Friday, March 16, 2012

"Government to shut down Texas women's health program"

Reuters recently had a story entitled Government to shut down Texas women's health program. The opening paragraph states:

"The Obama Administration on Thursday said it would begin shutting down a program that provides health care for more than 100,000 low-income women in Texas because the state will not allow funding for clinics that provide abortion services."

Essentially, the Obama Administration will not provide federal funding for this health program that serves low-income women, due to a Texas law prohibiting any of that money from going to clinics that perform abortions, even if the money is not paying for abortion itself (as that is against federal law). Federal law requires that the women benefiting from the federally-funded program have freedom of choice in what clinics they will visit, and the Obama Administration believes that Texas is undermining that with its new law. Consequently, the Obama Administration is cutting off federal funding for the program, even though the "federal government pays about 90 percent of the [program's] cost".

Texas Governor Rick Perry has committed himself to finding money so that the program can continue, saying: "It is the height of political posturing for the Obama Administration to put the interests of abortion providers and their affiliates, like Planned Parenthood, over the well-being of more than 100,000 low-income Texas women...I will not stand by and let this administration abandon these Texas women to advance its political agenda...Texas will fund these services with or without the federal government."
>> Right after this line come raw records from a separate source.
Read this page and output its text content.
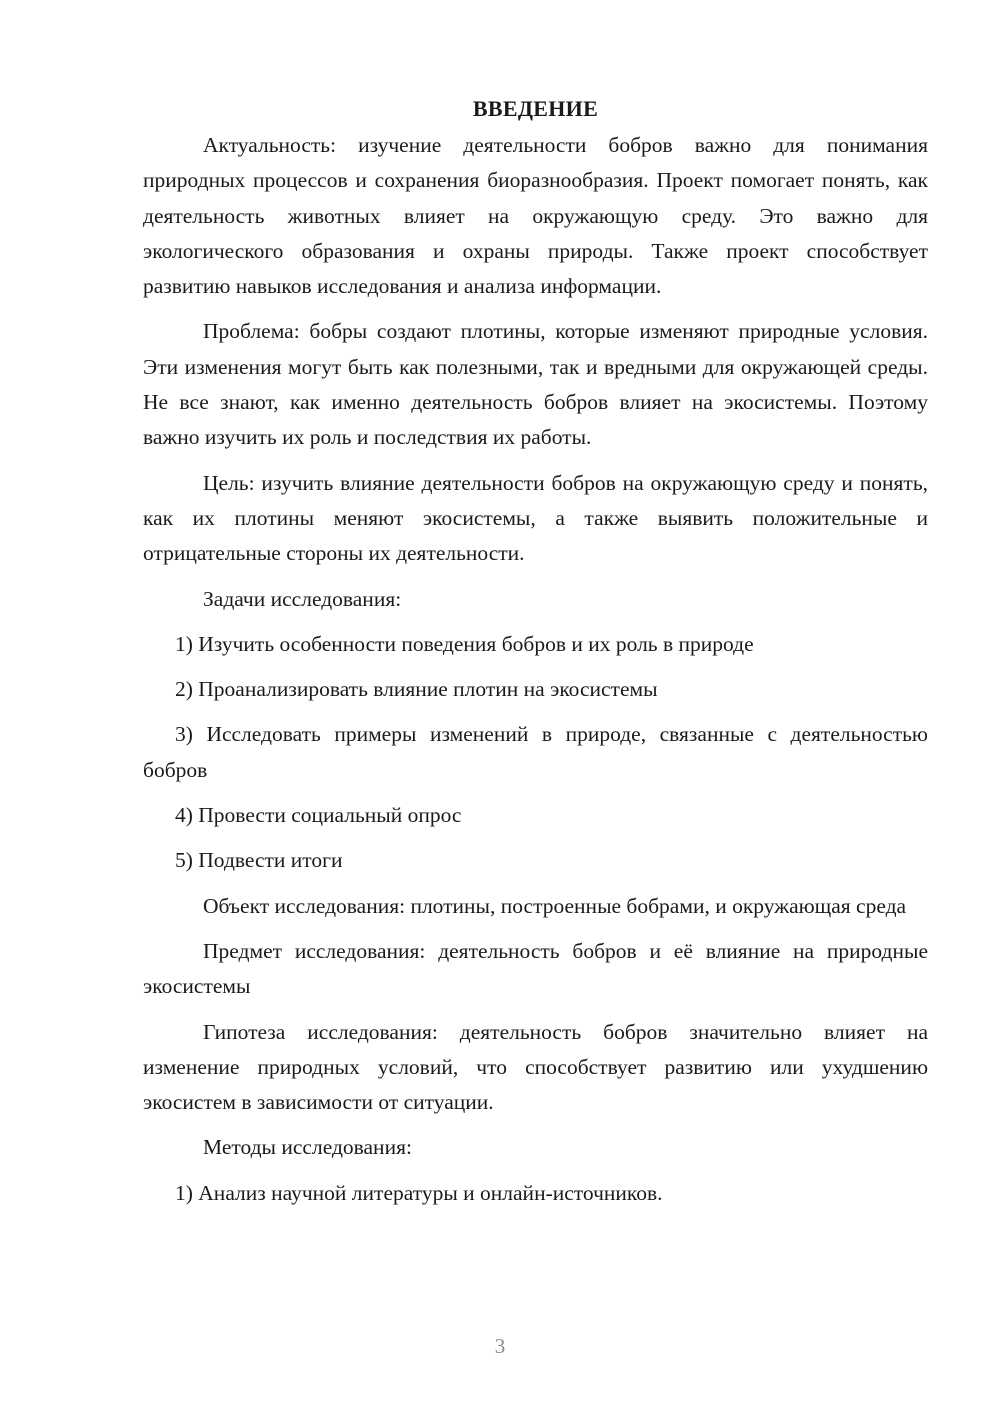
ВВЕДЕНИЕ

Актуальность: изучение деятельности бобров важно для понимания природных процессов и сохранения биоразнообразия. Проект помогает понять, как деятельность животных влияет на окружающую среду. Это важно для экологического образования и охраны природы. Также проект способствует развитию навыков исследования и анализа информации.

Проблема: бобры создают плотины, которые изменяют природные условия. Эти изменения могут быть как полезными, так и вредными для окружающей среды. Не все знают, как именно деятельность бобров влияет на экосистемы. Поэтому важно изучить их роль и последствия их работы.

Цель: изучить влияние деятельности бобров на окружающую среду и понять, как их плотины меняют экосистемы, а также выявить положительные и отрицательные стороны их деятельности.

Задачи исследования:

1) Изучить особенности поведения бобров и их роль в природе

2) Проанализировать влияние плотин на экосистемы

3) Исследовать примеры изменений в природе, связанные с деятельностью бобров

4) Провести социальный опрос

5) Подвести итоги

Объект исследования: плотины, построенные бобрами, и окружающая среда

Предмет исследования: деятельность бобров и её влияние на природные экосистемы

Гипотеза исследования: деятельность бобров значительно влияет на изменение природных условий, что способствует развитию или ухудшению экосистем в зависимости от ситуации.

Методы исследования:

1) Анализ научной литературы и онлайн-источников.

3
I have problems with the Obama Administration's decision, for I think that women's access to health care should be paramount. But isn't Texas undermining that by restricting the clinics that women can visit? Perhaps, but what good does it do for the Obama Administration to cut off funding altogether? Who's helped by that sort of policy? But perhaps the Administration can't do much else, since it has to follow the law.

Notwithstanding my reservations, I find the reaction of many conservatives to Obama's policy to be ironic. Many conservatives believe that the states rather than the federal government should handle health care, and a number of conservatives who are Christians maintain that charity is something that should be handled by the church, not the federal government. So shouldn't they be happy about the Obama Administration's decision? Instead, they claim that cutting off federal funding will destroy the program. But, if they believe that federal funding is necessary to support the health of low-income women, doesn't that undercut their entire argument that the federal government's involvement in health care is neither necessary nor desirable, and that the state and the private sector are sufficient to handle the issue?

I think that one thing that has been illustrated by this and other incidents is that government money entails government control. Conservatives have long claimed this, and we are seeing it before our very eyes. We see it in this case (in the policies of both President Obama and also the Texas legislature and Rick Perry, who themselves are attaching conditions to government money), and also when the government chooses not to give money to Catholic adoption agencies that discriminate against same-sex couples. The problem is, can these programs exist without government funding? I wish they could. But my impression is that health care is too expensive for the private sector on its own to be able to support health care programs for the low-income. Plus, many people (in my view) are too selfish to support these programs on a private basis, and I include a lot of churches in this.